Sir, I read the call-to-arms of Professors Kay and O'Brien (BDJ 2006; 200: 73) with interest and hope that many fresh faced academic recruits answer it. What with 'time', 'support' and 'secretaries and administrators to help you do your job', life must indeed be rosy in Manchester! I agree there is 'immense value and joy' in an academic career, so why are clinical academics bailing out? Here are some possible reasons:

Service, research and teaching are not just 'competing pressures', they are each potentially full-time occupations in their own right. Yes, there are a few very talented individuals who are able to excel equally at all three, but even the brightest do not achieve it in a 40 hour week. Yet this is all the universities are prepared to pay for. The NHS will offer the same, and often better, for just the service component.

'To pursue and research the things about your profession which most interested you'? Well, let's hope so, but the new recruit will find him/herself allocated to a research group contrived for the purposes of the Research Assessment Exercise (RAE) and may have little freedom in choosing a research topic. The RAE should be an opportunity for the universities to showcase their achievements.

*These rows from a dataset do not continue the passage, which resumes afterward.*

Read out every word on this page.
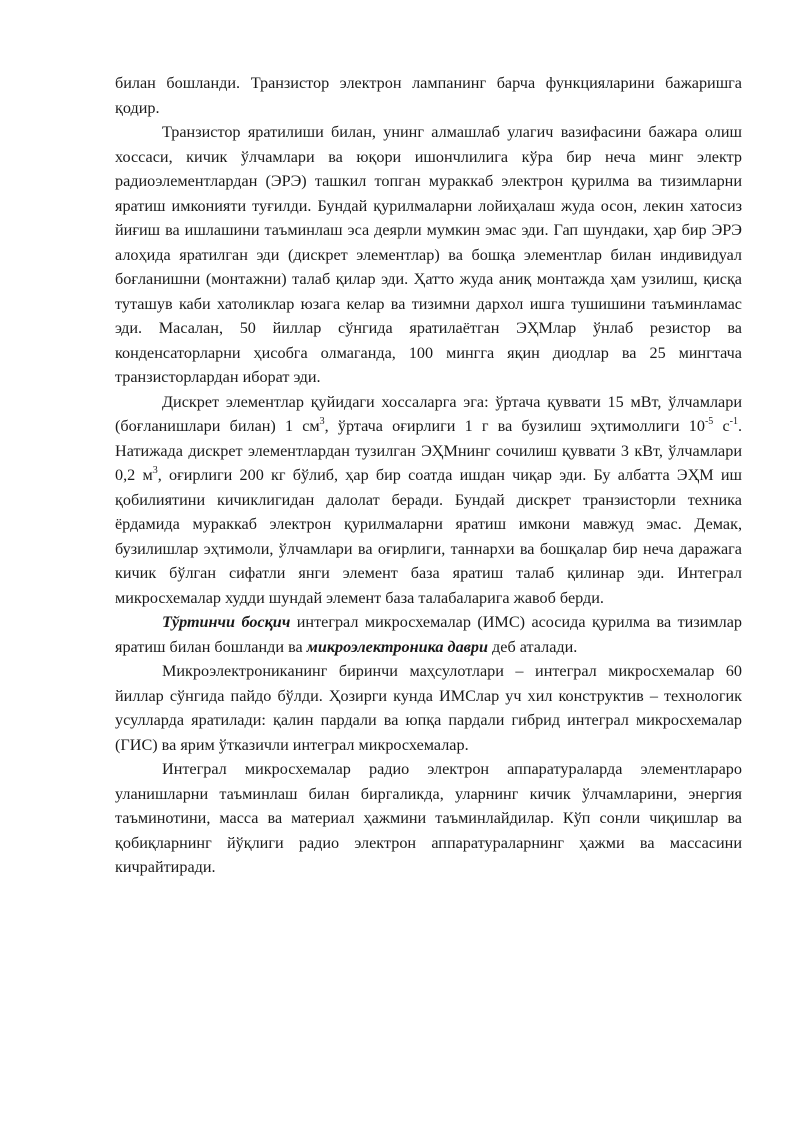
билан бошланди. Транзистор электрон лампанинг барча функцияларини бажаришга қодир.

Транзистор яратилиши билан, унинг алмашлаб улагич вазифасини бажара олиш хоссаси, кичик ўлчамлари ва юқори ишончлилига кўра бир неча минг электр радиоэлементлардан (ЭРЭ) ташкил топган мураккаб электрон қурилма ва тизимларни яратиш имконияти туғилди. Бундай қурилмаларни лойиҳалаш жуда осон, лекин хатосиз йиғиш ва ишлашини таъминлаш эса деярли мумкин эмас эди. Гап шундаки, ҳар бир ЭРЭ алоҳида яратилган эди (дискрет элементлар) ва бошқа элементлар билан индивидуал боғланишни (монтажни) талаб қилар эди. Ҳатто жуда аниқ монтажда ҳам узилиш, қисқа туташув каби хатоликлар юзага келар ва тизимни дархол ишга тушишини таъминламас эди. Масалан, 50 йиллар сўнгида яратилаётган ЭҲМлар ўнлаб резистор ва конденсаторларни ҳисобга олмаганда, 100 мингга яқин диодлар ва 25 мингтача транзисторлардан иборат эди.

Дискрет элементлар қуйидаги хоссаларга эга: ўртача қуввати 15 мВт, ўлчамлари (боғланишлари билан) 1 $см^3$, ўртача оғирлиги 1 г ва бузилиш эҳтимоллиги $10^{-5}$ $с^{-1}$. Натижада дискрет элементлардан тузилган ЭҲМнинг сочилиш қуввати 3 кВт, ўлчамлари 0,2 $м^3$, оғирлиги 200 кг бўлиб, ҳар бир соатда ишдан чиқар эди. Бу албатта ЭҲМ иш қобилиятини кичиклигидан далолат беради. Бундай дискрет транзисторли техника ёрдамида мураккаб электрон қурилмаларни яратиш имкони мавжуд эмас. Демак, бузилишлар эҳтимоли, ўлчамлари ва оғирлиги, таннархи ва бошқалар бир неча даражага кичик бўлган сифатли янги элемент база яратиш талаб қилинар эди. Интеграл микросхемалар худди шундай элемент база талабаларига жавоб берди.

Тўртинчи босқич интеграл микросхемалар (ИМС) асосида қурилма ва тизимлар яратиш билан бошланди ва микроэлектроника даври деб аталади.

Микроэлектроникaнинг биринчи маҳсулотлари – интеграл микросхемалар 60 йиллар сўнгида пайдо бўлди. Ҳозирги кунда ИМСлар уч хил конструктив – технологик усулларда яратилади: қалин пардали ва юпқа пардали гибрид интеграл микросхемалар (ГИС) ва ярим ўтказичли интеграл микросхемалар.

Интеграл микросхемалар радио электрон аппаратураларда элементлараро уланишларни таъминлаш билан биргаликда, уларнинг кичик ўлчамларини, энергия таъминотини, масса ва материал ҳажмини таъминлайдилар. Кўп сонли чиқишлар ва қобиқларнинг йўқлиги радио электрон аппаратураларнинг ҳажми ва массасини кичрайтиради.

However, the financial goalposts are not set until after the returns have been made, and so dental schools are obliged to devote precious manpower and time resources to working out how best to 'play' the system in order to achieve a high rating.

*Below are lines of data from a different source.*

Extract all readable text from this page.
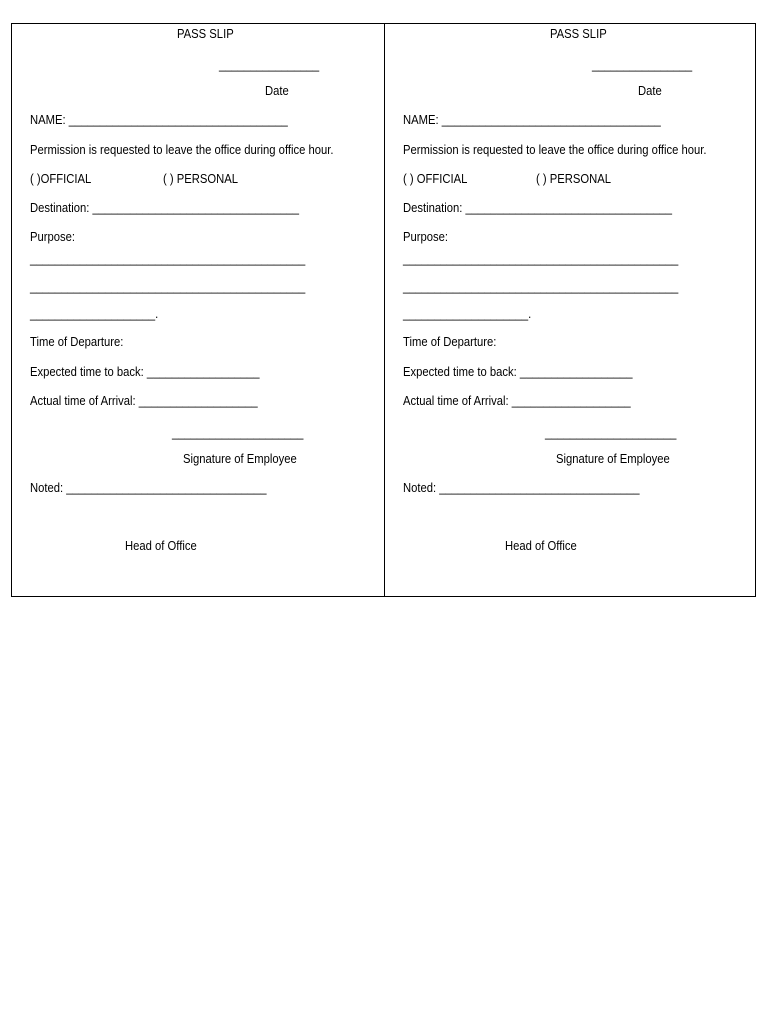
PASS SLIP
________________
Date
NAME: ___________________________________
Permission is requested to leave the office during office hour.
( )OFFICIAL	( ) PERSONAL
Destination: _________________________________
Purpose:
____________________________________________
____________________________________________
____________________.
Time of Departure:
Expected time to back: __________________
Actual time of Arrival: ___________________
_____________________
Signature of Employee
Noted: ________________________________
Head of Office
PASS SLIP
________________
Date
NAME: ___________________________________
Permission is requested to leave the office during office hour.
( ) OFFICIAL	( ) PERSONAL
Destination: _________________________________
Purpose:
____________________________________________
____________________________________________
____________________.
Time of Departure:
Expected time to back: __________________
Actual time of Arrival: ___________________
_____________________
Signature of Employee
Noted: ________________________________
Head of Office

The list of RAE assessors for dentistry is, not surprisingly, comprised of academics pooled almost exclusively from dental schools. Why, then, allow academics from elsewhere within the university, usually the adjacent medical school, to co-ordinate a dental school's RAE return? These individuals know little, if anything, of the demands of dental academia, may have minimal clinical and teaching commitments themselves, and perceive that research not published in mainstream science and medical journals is of poor quality. Actually, in 2004 the impact factors of 14 dental journals were higher than 1.5, and in seven it was 2.0 or above.1

As a clinical academic I am obliged to produce four papers that are deemed to be of adequate quality for the RAE. Not an unduly burdensome load, if protected time for research has been provided. In my NHS post I elect to do research if I wish, am spared the patronising, pre-RAE interview with the co-ordinator with no knowledge of my field, and improve my chances of a Clinical Excellence Award!

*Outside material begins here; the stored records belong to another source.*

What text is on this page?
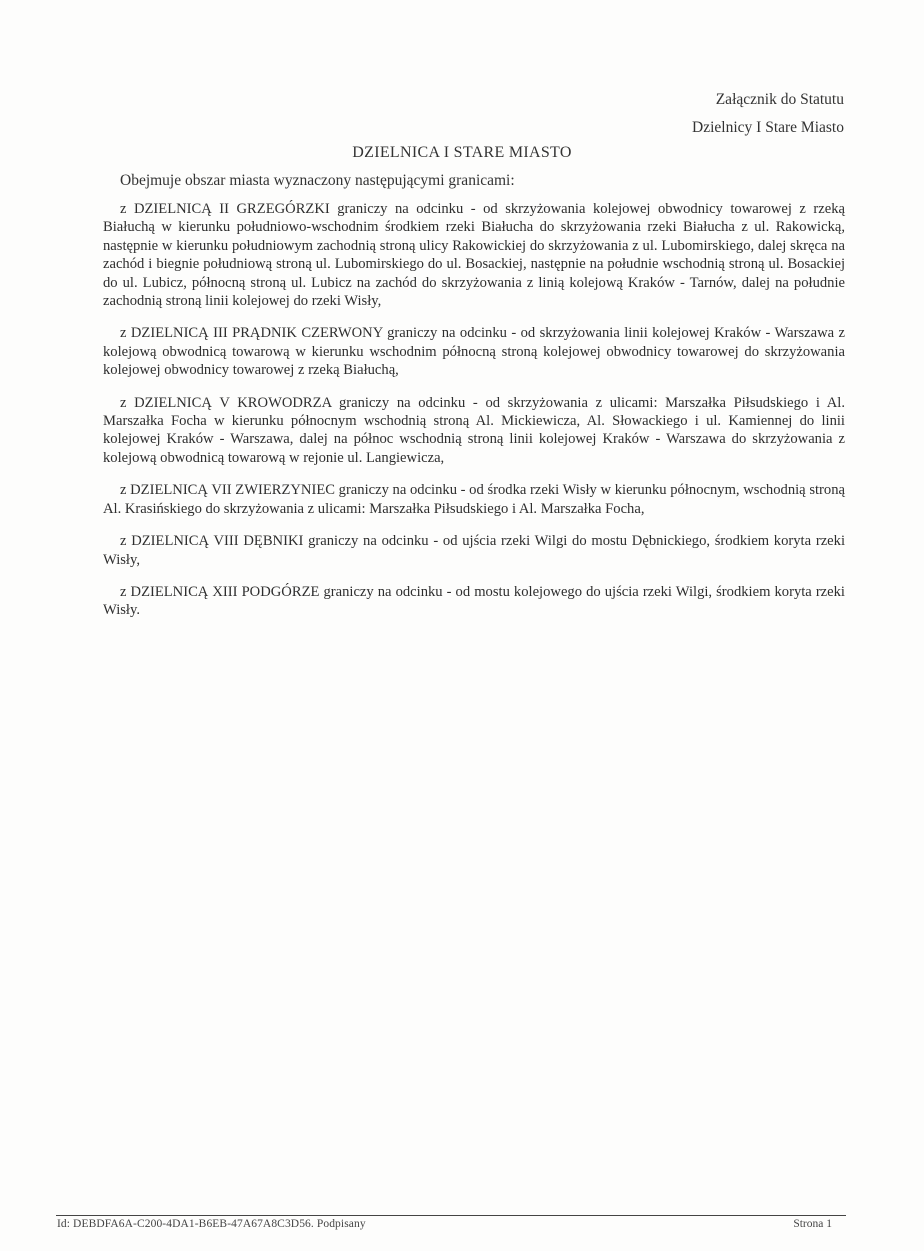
Załącznik do Statutu
Dzielnicy I Stare Miasto
DZIELNICA I STARE MIASTO
Obejmuje obszar miasta wyznaczony następującymi granicami:

z DZIELNICĄ II GRZEGÓRZKI graniczy na odcinku - od skrzyżowania kolejowej obwodnicy towarowej z rzeką Białuchą w kierunku południowo-wschodnim środkiem rzeki Białucha do skrzyżowania rzeki Białucha z ul. Rakowicką, następnie w kierunku południowym zachodnią stroną ulicy Rakowickiej do skrzyżowania z ul. Lubomirskiego, dalej skręca na zachód i biegnie południową stroną ul. Lubomirskiego do ul. Bosackiej, następnie na południe wschodnią stroną ul. Bosackiej do ul. Lubicz, północną stroną ul. Lubicz na zachód do skrzyżowania z linią kolejową Kraków - Tarnów, dalej na południe zachodnią stroną linii kolejowej do rzeki Wisły,

z DZIELNICĄ III PRĄDNIK CZERWONY graniczy na odcinku - od skrzyżowania linii kolejowej Kraków - Warszawa z kolejową obwodnicą towarową w kierunku wschodnim północną stroną kolejowej obwodnicy towarowej do skrzyżowania kolejowej obwodnicy towarowej z rzeką Białuchą,

z DZIELNICĄ V KROWODRZA graniczy na odcinku - od skrzyżowania z ulicami: Marszałka Piłsudskiego i Al. Marszałka Focha w kierunku północnym wschodnią stroną Al. Mickiewicza, Al. Słowackiego i ul. Kamiennej do linii kolejowej Kraków - Warszawa, dalej na północ wschodnią stroną linii kolejowej Kraków - Warszawa do skrzyżowania z kolejową obwodnicą towarową w rejonie ul. Langiewicza,

z DZIELNICĄ VII ZWIERZYNIEC graniczy na odcinku - od środka rzeki Wisły w kierunku północnym, wschodnią stroną Al. Krasińskiego do skrzyżowania z ulicami: Marszałka Piłsudskiego i Al. Marszałka Focha,

z DZIELNICĄ VIII DĘBNIKI graniczy na odcinku - od ujścia rzeki Wilgi do mostu Dębnickiego, środkiem koryta rzeki Wisły,

z DZIELNICĄ XIII PODGÓRZE graniczy na odcinku - od mostu kolejowego do ujścia rzeki Wilgi, środkiem koryta rzeki Wisły.

Id: DEBDFA6A-C200-4DA1-B6EB-47A67A8C3D56. Podpisany	Strona 1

Excellence in teaching, as in research, is supposedly recognised as a means to promotion, but is this really the case? While not wishing to encourage these paper chases, the first, and so far the last, assessment of teaching quality was carried out in 1999. The 2008 RAE will be the sixth.

Some suggestions, therefore, none of which will ever happen:

  • With the recent announcements of new undergraduate places, the Government has recognised the nation's dental schools are a valuable resource and, as Kay and O'Brien point out, dental academics have the 'considerable political muscle' of 474 established posts. Therefore, establish dental schools as separate faculties, rather than annexes of medical schools;

  • Refuse to co-operate with the RAE until the funding consequences are known;

  • Failing that, ensure that preparation for the RAE is conducted by someone at least vaguely acquainted with the realities of dental academia;

  • Ensure high productivity (in either teaching, research, service or a combination thereof) is accurately reflected in pay and conditions, not only for clinical academics, but also for non-clinical and preclinical scientific staff.